En este nuevo año y habiendo acabado la experiencia universitaria, las señoras de ambas comunidades desean continuar con el emprendimiento de manera sostenible por cuenta propia incursionando en capacitación turística, clasificación de los componentes apreciables que posee su región y confección de una oferta que conquiste a la ciudad que se encuentra tan cerca y tan lejos al mismo tiempo.
Todos hemos sido turistas alguna vez y podemos serlo de distintas formas, sobre todo utilizando el turismo como una herramienta didáctica para entender la crisis climática que no queremos creer que es culpa nuestra, los vínculos rotos, los territorios perdidos, las especies atropelladas, los ecosistemas sometidos, las voces no escuchadas, las últimas huellas de las que antes se llamaban nieves eternas, los paisajes forzados del avance de la urbanización que sepulta los cultivos, las formas de vida ilegalizadas por la individualización y la propiedad privada, los extraños mecanismos de ayudas mutuas para trabajar en el campo que hacen realidad obras imposibles de pagar a la manera convencional porque funcionan con retribuciones asociativas contrapuestas a cualquier lógica neoliberal bajo el nombre de ayni.

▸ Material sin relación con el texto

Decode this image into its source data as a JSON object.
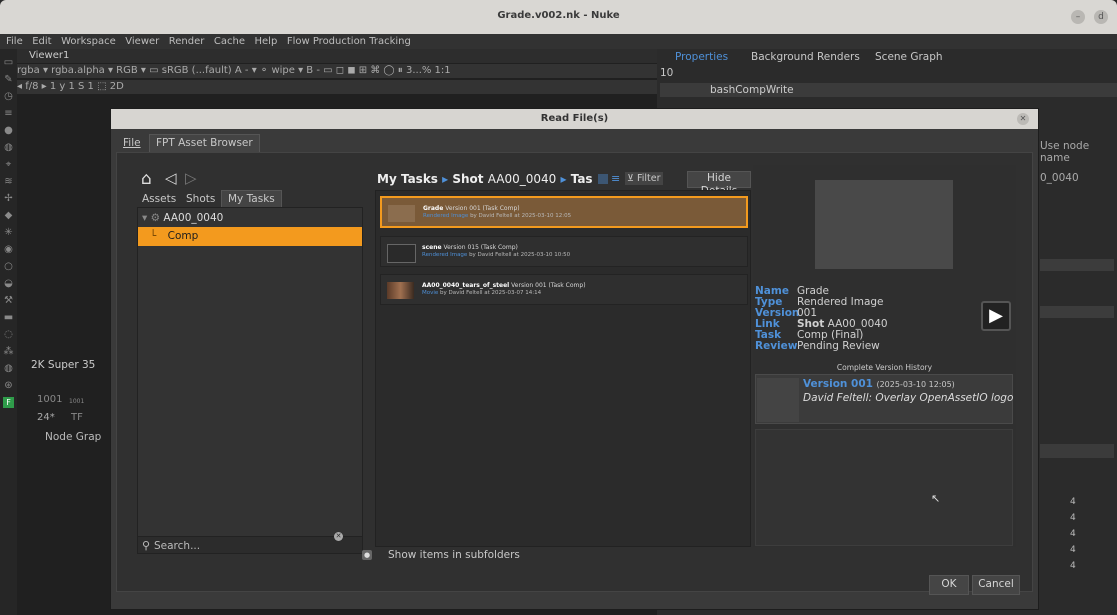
{
  "window": {
    "title": "Grade.v002.nk - Nuke"
  },
  "menu": [
    "File",
    "Edit",
    "Workspace",
    "Viewer",
    "Render",
    "Cache",
    "Help",
    "Flow Production Tracking"
  ],
  "viewer": {
    "tab": "Viewer1",
    "row1": "rgba  ▾  rgba.alpha  ▾  RGB  ▾  ▭  sRGB (...fault)  A  -     ▾   ⚬  wipe    ▾  B  -          ▭ ◻ ◼ ⊞ ⌘ ◯ ⏸  3...%  1:1",
    "row2": "◂  f/8  ▸ 1                            y  1                             S  1                                   ⬚  2D",
    "format": "2K Super 35",
    "frame_in": "1001",
    "frame_sub": "1001",
    "fps": "24*",
    "tf": "TF",
    "node_graph_tab": "Node Grap"
  },
  "properties": {
    "tabs": [
      "Properties",
      "Background Renders",
      "Scene Graph"
    ],
    "count": "10",
    "node_name": "bashCompWrite",
    "side_label": "Use node name",
    "side_value": "0_0040",
    "side_values": [
      "4",
      "4",
      "4",
      "4",
      "4"
    ]
  },
  "dialog": {
    "title": "Read File(s)",
    "menu_file": "File",
    "tab": "FPT Asset Browser",
    "nav_tabs": [
      "Assets",
      "Shots",
      "My Tasks"
    ],
    "tree_root": "AA00_0040",
    "tree_child": "Comp",
    "search_placeholder": "Search...",
    "breadcrumb_1": "My Tasks",
    "breadcrumb_2": "Shot",
    "breadcrumb_2_value": "AA00_0040",
    "breadcrumb_3": "Tas",
    "filter_label": "Filter",
    "hide_details": "Hide Details",
    "items": [
      {
        "name": "Grade",
        "meta": "Version 001 (Task Comp)",
        "type": "Rendered Image",
        "by": "by David Feltell at 2025-03-10 12:05"
      },
      {
        "name": "scene",
        "meta": "Version 015 (Task Comp)",
        "type": "Rendered Image",
        "by": "by David Feltell at 2025-03-10 10:50"
      },
      {
        "name": "AA00_0040_tears_of_steel",
        "meta": "Version 001 (Task Comp)",
        "type": "Movie",
        "by": "by David Feltell at 2025-03-07 14:14"
      }
    ],
    "show_subfolders": "Show items in subfolders",
    "details": {
      "labels": [
        "Name",
        "Type",
        "Version",
        "Link",
        "Task",
        "Review"
      ],
      "name": "Grade",
      "type": "Rendered Image",
      "version": "001",
      "link_bold": "Shot",
      "link_value": "AA00_0040",
      "task": "Comp (Final)",
      "review": "Pending Review"
    },
    "history_title": "Complete Version History",
    "history": {
      "version": "Version 001",
      "date": "(2025-03-10 12:05)",
      "author": "David Feltell",
      "note": ": Overlay OpenAssetIO logo"
    },
    "ok": "OK",
    "cancel": "Cancel"
  },
  "colors": {
    "accent_orange": "#f39a1e",
    "link_blue": "#4f91d9"
  }
}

El turismo nos da la oportunidad de descubrir todo aquello que consideramos lo otro, el otro y la otra, inclusive todo lo que negamos permanentemente y que sin embargo circula dentro de nuestros propios cuerpos. Por eso habilitemos un domingo para salir de la casa a conocer la agrovida que rodea a nuestra ciudad y dejémonos guiar por las pequeñas sendas de las casas humildes pero profundamente orgullosas llenas de niños y surcos donde podremos meter las manos y sacar racimos de papas rosadas, recoger locotos multicolores, nabos, rabanitos, acelgas, espinacas, papricas, lechugas, avena, choclo, habas, coliflores, vainitas y achogchas enredadas entre pepinos y cilandros que se ofrecen irresistibles de la mano de sus productoras, mujeres fuertes que le cambian el color las faldas de los cerros tres veces al año, de café a rojo, a violeta y amarillo. La esperanza de ellas junto a sus maridos e hijos es conmovernos lo suficiente para convertirnos en sus cómplices y que nos unamos para enfrentar la batalla por preservar los sistemas vitales que nos circundan y que avasallamos sin clemencia. Allá nos esperan cada domingo nuestras caseritas, acudamos a su llamado que es un deleite colmado de aprendizajes rumbo a la construcción de un movimiento alimentario auténticamente político ciudadano con propuesta propia, inclusiva y soberana.